Tüm gençlere hayatlarında ve geleceklerinde başarı ve esenlik diliyorum.
[Linkler Ziyaretçilere Kapalıdır.Giriş Yap Veya Üye Olmak için TIKLAYIN...]


KEVİR 24 Ağustos 2008 23:53

Cvp: Üniversiteye yeni başlayan gençlere öneriler…
 
iki Üniversitede okudum. birini bitiremedim, birini zor bela bitirebildim.
bence üniversiteler boş yerlerdir. şu toprak zeminde üniversiteler kadar zararlı yer yoktur. ancak üniyi bitirdiği zaman ben hiç bir şey öğrenemedim diyebilecek kişi okuyabilir, ona zararı pek fazla olmaz.

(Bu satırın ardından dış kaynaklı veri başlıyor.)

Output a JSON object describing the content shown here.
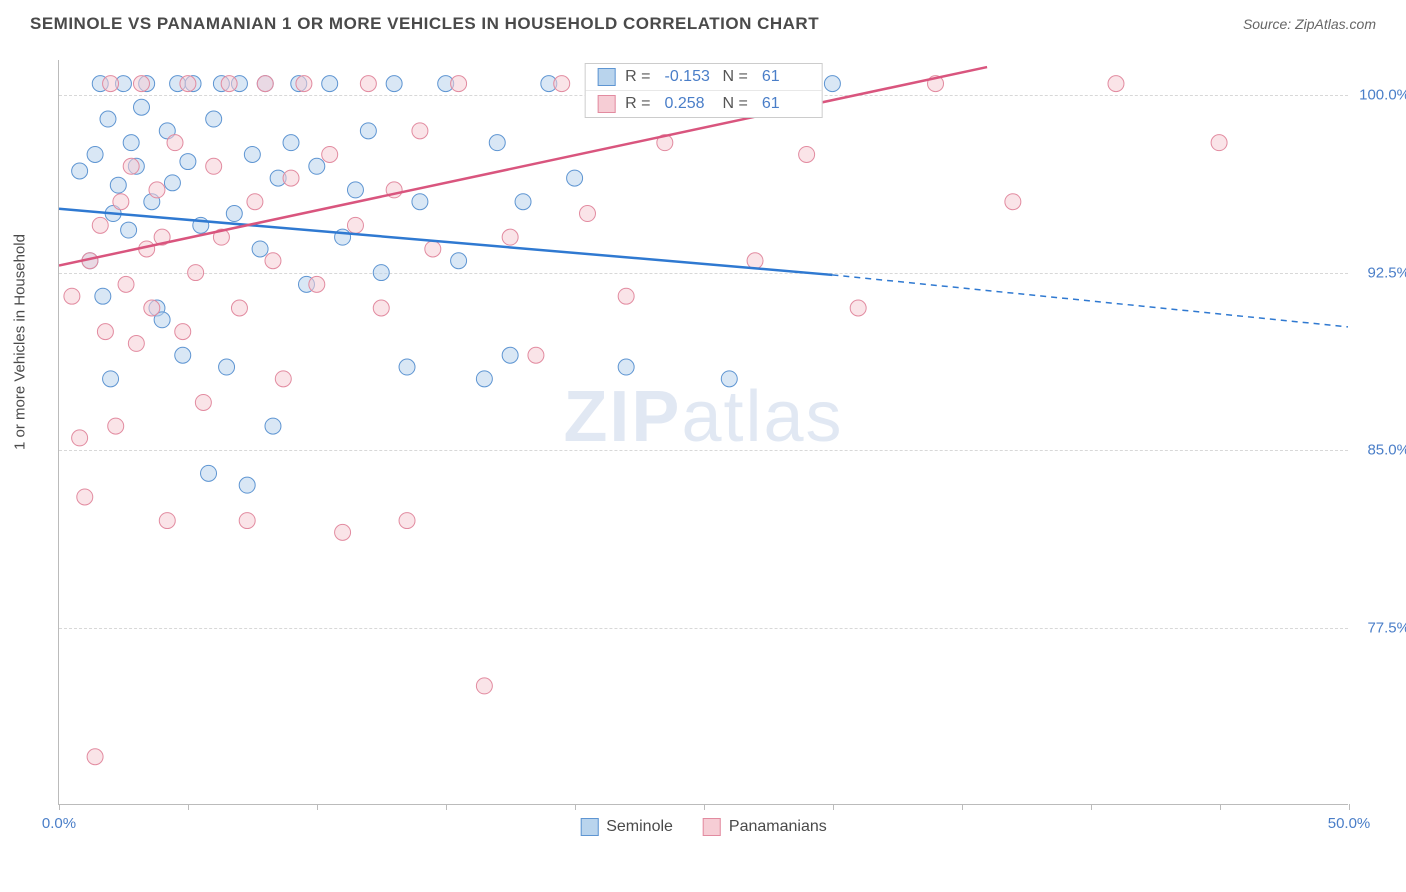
{
  "title": "SEMINOLE VS PANAMANIAN 1 OR MORE VEHICLES IN HOUSEHOLD CORRELATION CHART",
  "source": "Source: ZipAtlas.com",
  "y_axis_label": "1 or more Vehicles in Household",
  "watermark_bold": "ZIP",
  "watermark_light": "atlas",
  "chart": {
    "type": "scatter",
    "xlim": [
      0,
      50
    ],
    "ylim": [
      70,
      101.5
    ],
    "xtick_positions": [
      0,
      5,
      10,
      15,
      20,
      25,
      30,
      35,
      40,
      45,
      50
    ],
    "xtick_labels": {
      "0": "0.0%",
      "50": "50.0%"
    },
    "ytick_positions": [
      77.5,
      85.0,
      92.5,
      100.0
    ],
    "ytick_labels": [
      "77.5%",
      "85.0%",
      "92.5%",
      "100.0%"
    ],
    "background_color": "#ffffff",
    "grid_color": "#d8d8d8",
    "axis_color": "#bbbbbb",
    "marker_radius": 8,
    "marker_opacity": 0.55,
    "series": [
      {
        "name": "Seminole",
        "fill": "#b9d4ed",
        "stroke": "#5e95d2",
        "R": "-0.153",
        "N": "61",
        "trend": {
          "x1": 0,
          "y1": 95.2,
          "x2": 30,
          "y2": 92.4,
          "x2_ext": 50,
          "y2_ext": 90.2,
          "color": "#2f79d1",
          "width": 2.5
        },
        "points": [
          [
            0.8,
            96.8
          ],
          [
            1.2,
            93.0
          ],
          [
            1.4,
            97.5
          ],
          [
            1.6,
            100.5
          ],
          [
            1.7,
            91.5
          ],
          [
            1.9,
            99.0
          ],
          [
            2.0,
            88.0
          ],
          [
            2.1,
            95.0
          ],
          [
            2.3,
            96.2
          ],
          [
            2.5,
            100.5
          ],
          [
            2.7,
            94.3
          ],
          [
            2.8,
            98.0
          ],
          [
            3.0,
            97.0
          ],
          [
            3.2,
            99.5
          ],
          [
            3.4,
            100.5
          ],
          [
            3.6,
            95.5
          ],
          [
            3.8,
            91.0
          ],
          [
            4.0,
            90.5
          ],
          [
            4.2,
            98.5
          ],
          [
            4.4,
            96.3
          ],
          [
            4.6,
            100.5
          ],
          [
            4.8,
            89.0
          ],
          [
            5.0,
            97.2
          ],
          [
            5.2,
            100.5
          ],
          [
            5.5,
            94.5
          ],
          [
            5.8,
            84.0
          ],
          [
            6.0,
            99.0
          ],
          [
            6.3,
            100.5
          ],
          [
            6.5,
            88.5
          ],
          [
            6.8,
            95.0
          ],
          [
            7.0,
            100.5
          ],
          [
            7.3,
            83.5
          ],
          [
            7.5,
            97.5
          ],
          [
            7.8,
            93.5
          ],
          [
            8.0,
            100.5
          ],
          [
            8.3,
            86.0
          ],
          [
            8.5,
            96.5
          ],
          [
            9.0,
            98.0
          ],
          [
            9.3,
            100.5
          ],
          [
            9.6,
            92.0
          ],
          [
            10.0,
            97.0
          ],
          [
            10.5,
            100.5
          ],
          [
            11.0,
            94.0
          ],
          [
            11.5,
            96.0
          ],
          [
            12.0,
            98.5
          ],
          [
            12.5,
            92.5
          ],
          [
            13.0,
            100.5
          ],
          [
            13.5,
            88.5
          ],
          [
            14.0,
            95.5
          ],
          [
            15.0,
            100.5
          ],
          [
            15.5,
            93.0
          ],
          [
            16.5,
            88.0
          ],
          [
            17.0,
            98.0
          ],
          [
            17.5,
            89.0
          ],
          [
            18.0,
            95.5
          ],
          [
            19.0,
            100.5
          ],
          [
            20.0,
            96.5
          ],
          [
            22.0,
            88.5
          ],
          [
            24.0,
            100.5
          ],
          [
            26.0,
            88.0
          ],
          [
            30.0,
            100.5
          ]
        ]
      },
      {
        "name": "Panamanians",
        "fill": "#f6cdd5",
        "stroke": "#e28ba0",
        "R": "0.258",
        "N": "61",
        "trend": {
          "x1": 0,
          "y1": 92.8,
          "x2": 36,
          "y2": 101.2,
          "x2_ext": 36,
          "y2_ext": 101.2,
          "color": "#d9557e",
          "width": 2.5
        },
        "points": [
          [
            0.5,
            91.5
          ],
          [
            0.8,
            85.5
          ],
          [
            1.0,
            83.0
          ],
          [
            1.2,
            93.0
          ],
          [
            1.4,
            72.0
          ],
          [
            1.6,
            94.5
          ],
          [
            1.8,
            90.0
          ],
          [
            2.0,
            100.5
          ],
          [
            2.2,
            86.0
          ],
          [
            2.4,
            95.5
          ],
          [
            2.6,
            92.0
          ],
          [
            2.8,
            97.0
          ],
          [
            3.0,
            89.5
          ],
          [
            3.2,
            100.5
          ],
          [
            3.4,
            93.5
          ],
          [
            3.6,
            91.0
          ],
          [
            3.8,
            96.0
          ],
          [
            4.0,
            94.0
          ],
          [
            4.2,
            82.0
          ],
          [
            4.5,
            98.0
          ],
          [
            4.8,
            90.0
          ],
          [
            5.0,
            100.5
          ],
          [
            5.3,
            92.5
          ],
          [
            5.6,
            87.0
          ],
          [
            6.0,
            97.0
          ],
          [
            6.3,
            94.0
          ],
          [
            6.6,
            100.5
          ],
          [
            7.0,
            91.0
          ],
          [
            7.3,
            82.0
          ],
          [
            7.6,
            95.5
          ],
          [
            8.0,
            100.5
          ],
          [
            8.3,
            93.0
          ],
          [
            8.7,
            88.0
          ],
          [
            9.0,
            96.5
          ],
          [
            9.5,
            100.5
          ],
          [
            10.0,
            92.0
          ],
          [
            10.5,
            97.5
          ],
          [
            11.0,
            81.5
          ],
          [
            11.5,
            94.5
          ],
          [
            12.0,
            100.5
          ],
          [
            12.5,
            91.0
          ],
          [
            13.0,
            96.0
          ],
          [
            13.5,
            82.0
          ],
          [
            14.0,
            98.5
          ],
          [
            14.5,
            93.5
          ],
          [
            15.5,
            100.5
          ],
          [
            16.5,
            75.0
          ],
          [
            17.5,
            94.0
          ],
          [
            18.5,
            89.0
          ],
          [
            19.5,
            100.5
          ],
          [
            20.5,
            95.0
          ],
          [
            22.0,
            91.5
          ],
          [
            23.5,
            98.0
          ],
          [
            25.0,
            100.5
          ],
          [
            27.0,
            93.0
          ],
          [
            29.0,
            97.5
          ],
          [
            31.0,
            91.0
          ],
          [
            34.0,
            100.5
          ],
          [
            37.0,
            95.5
          ],
          [
            41.0,
            100.5
          ],
          [
            45.0,
            98.0
          ]
        ]
      }
    ]
  },
  "bottom_legend": [
    {
      "label": "Seminole",
      "fill": "#b9d4ed",
      "stroke": "#5e95d2"
    },
    {
      "label": "Panamanians",
      "fill": "#f6cdd5",
      "stroke": "#e28ba0"
    }
  ],
  "stats_label_R": "R =",
  "stats_label_N": "N ="
}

Arasat 14 Kasım 2008 21:13

Cvp: Üniversiteye yeni başlayan gençlere öneriler…
 
üniversiteler bence boş yerler değil bence kişiler ayakları üstünde durmayı ve gerçek kişiliğine orda kavuşuyor tabi kötü alışkanlıklardan kendilerini koruyabilirlerse ben üniversitede gerçekten güzel arkadaşlıklar edindim ben cemaat evinde ve yurtta kaldım

Esma_Nur 09 Temmuz 2010 21:25

ruhunu alçak tut hayalini yüksekböyle bir tevazu ile olursun yüksek
ruhunu alçatma;semayı nişan al
ağaca nişan alanlardan çok daha yüksekleri vurursun

Esma_Nur 21 Aralık 2011 19:29

Cevap: Üniversiteye yeni başlayan gençlere öneriler…
 
Rabbimiz başarının sırrını Kur'anda açıklıyor
:

Yazar çok güzel anlatmış her zmnki gibi şimdide yazarın bir başka yazısını paylaşalım inş



“Bir işten boş kaldın mı hemen diğer işe giriş.” (Kur’an: İnşirah, 7-8)


Toz gibi yumurtadan çıkan minik bir yavrunun hayatına dikkatinizi çekeceğim. Altıgen bir kutunun içerisinde dünyanın en özel sütüyle sürekli beslenir. On binlerce kardeşiyle birlikte kendisine dadılık yapan işçiler yetişinceye kadar on bin kez doyurulur. Bu hızla altı günde ilk ağırlığının 1500 katına ulaşır.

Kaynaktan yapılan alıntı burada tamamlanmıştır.